AFP : Par Christophe SCHMIDT – Si l’Iran est proche de maîtriser la bombe nucléaire, le régime de Téhéran cultive l’ambiguïté sur ses intentions réelles en la matière, jugent officiels et spécialistes américains.
Dimanche, Leon Panetta, patron de la CIA, a assuré que l’Iran disposait de suffisamment d’uranium faiblement enrichi pour fabriquer deux bombes nucléaires.
Il faudra un an pour mettre au point la bombe, et un de plus pour développer le moyen de la lancer, a détaillé le chef des renseignements américains, irritant Téhéran qui a dénoncé une manoeuvre de « guerre psychologique », quelques semaines après l’adoption de nouvelles sanctions contre l’Iran à l’ONU.
« Deux ans, cela me paraît même beaucoup », réagit pour l’AFP Sharon Squassoni, une experte du Centre d’études stratégiques et internationales (CSIS).
David Albright, directeur de l’institut ISIS, évoque lui un délai d’un an seulement, « si le nucléaire devait devenir une priorité » pour l’Iran.
D’après Sharon Squassoni, M. Panetta « fonde son estimation sur le volume accumulé d’uranium faiblement enrichi. Or l’Iran dispose à coup sûr, aujourd’hui, de suffisamment d’uranium faiblement enrichi, environ 1.800 kilos ».
La chercheuse note cependant que la République islamique « rencontre quelques difficultés » avec les centrifugeuses, « plus de 8.000 » qu’elle a mis en place, et qui ne sont pas toutes opérationnelles.
L’Agence internationale pour l’énergie atomique (AIEA) a établi que la République islamique avait travaillé à une bombe jusqu’en 2003, rappelle David Albright dans un entretien à l’AFP.
Mais en 2007, la précédente administration américaine de George W. Bush avait estimé, dans un document d’évaluation, que l’Iran avait ensuite abandonné cet effort.

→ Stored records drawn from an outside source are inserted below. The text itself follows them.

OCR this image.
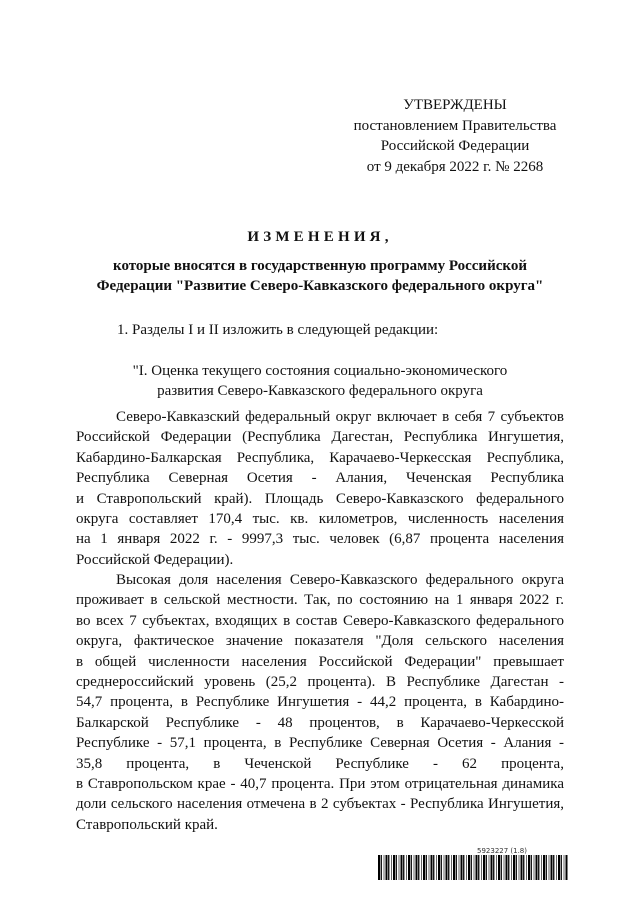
УТВЕРЖДЕНЫ
постановлением Правительства
Российской Федерации
от 9 декабря 2022 г. № 2268
ИЗМЕНЕНИЯ,
которые вносятся в государственную программу Российской
Федерации "Развитие Северо-Кавказского федерального округа"
1. Разделы I и II изложить в следующей редакции:
"I. Оценка текущего состояния социально-экономического
развития Северо-Кавказского федерального округа
Северо-Кавказский федеральный округ включает в себя 7 субъектов
Российской Федерации (Республика Дагестан, Республика Ингушетия,
Кабардино-Балкарская Республика, Карачаево-Черкесская Республика,
Республика Северная Осетия - Алания, Чеченская Республика
и Ставропольский край). Площадь Северо-Кавказского федерального
округа составляет 170,4 тыс. кв. километров, численность населения
на 1 января 2022 г. - 9997,3 тыс. человек (6,87 процента населения
Российской Федерации).
Высокая доля населения Северо-Кавказского федерального округа
проживает в сельской местности. Так, по состоянию на 1 января 2022 г.
во всех 7 субъектах, входящих в состав Северо-Кавказского федерального
округа, фактическое значение показателя "Доля сельского населения
в общей численности населения Российской Федерации" превышает
среднероссийский уровень (25,2 процента). В Республике Дагестан -
54,7 процента, в Республике Ингушетия - 44,2 процента, в Кабардино-
Балкарской Республике - 48 процентов, в Карачаево-Черкесской
Республике - 57,1 процента, в Республике Северная Осетия - Алания -
35,8 процента, в Чеченской Республике - 62 процента,
в Ставропольском крае - 40,7 процента. При этом отрицательная динамика
доли сельского населения отмечена в 2 субъектах - Республика Ингушетия,
Ставропольский край.
5923227 (1.8)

La version révisée de cette étude officielle, en cours d’achèvement, pourrait conclure de façon plus nuancée que l’Iran conduit des recherches nucléaires militaires sans véritablement tenter de produire une bombe.
C’est ce que prédit le blog spécialisé Declassified, sur le site de l’hebdomadaire Newsweek, en évoquant de nouveaux renseignements qu’aurait pu apporter aux Etats-Unis Shahram Amiri, un physicien nucléaire iranien qui a disparu en juin 2009 en Arabie saoudite.
M. Panetta a ainsi évoqué dimanche un « débat interne » en Iran sur l’opportunité ou non de développer une bombe.
Selon Alireza Nader, de l’institut RAND, « le programme nucléaire est devenu en Iran une question d’importance nationale, une question idéologique ». Face aux difficultés du régime, notamment économiques, « il peut apparaître comme un dérivatif, une marque de succès », en particulier parmi les ultra-conservateurs du président Mahmoud Ahmadinejad.
D’après Sharon Squassoni, « personne ne sait si l’Iran a pris la décision » de construire la bombe, et cette « ambiguïté est dans leur intérêt ».
La République islamique dément officiellement toute ambition nucléaire militaire. Mais elle laisse, en particulier, planer le doute sur l’existence ou la construction d’une usine d’enrichissement souterraine, et donc protégée d’éventuels bombardements.
David Albright estime que l’Iran ne possède pas encore un tel équipement, et qu’il ne se lancera pas dans la construction d’une bombe avant de l’avoir.
De toute façon, mettre au point un lanceur fiable va prendre du temps, insiste-t-il. C’est pourquoi « la question de savoir quand ils ont repris leurs efforts est si importante ».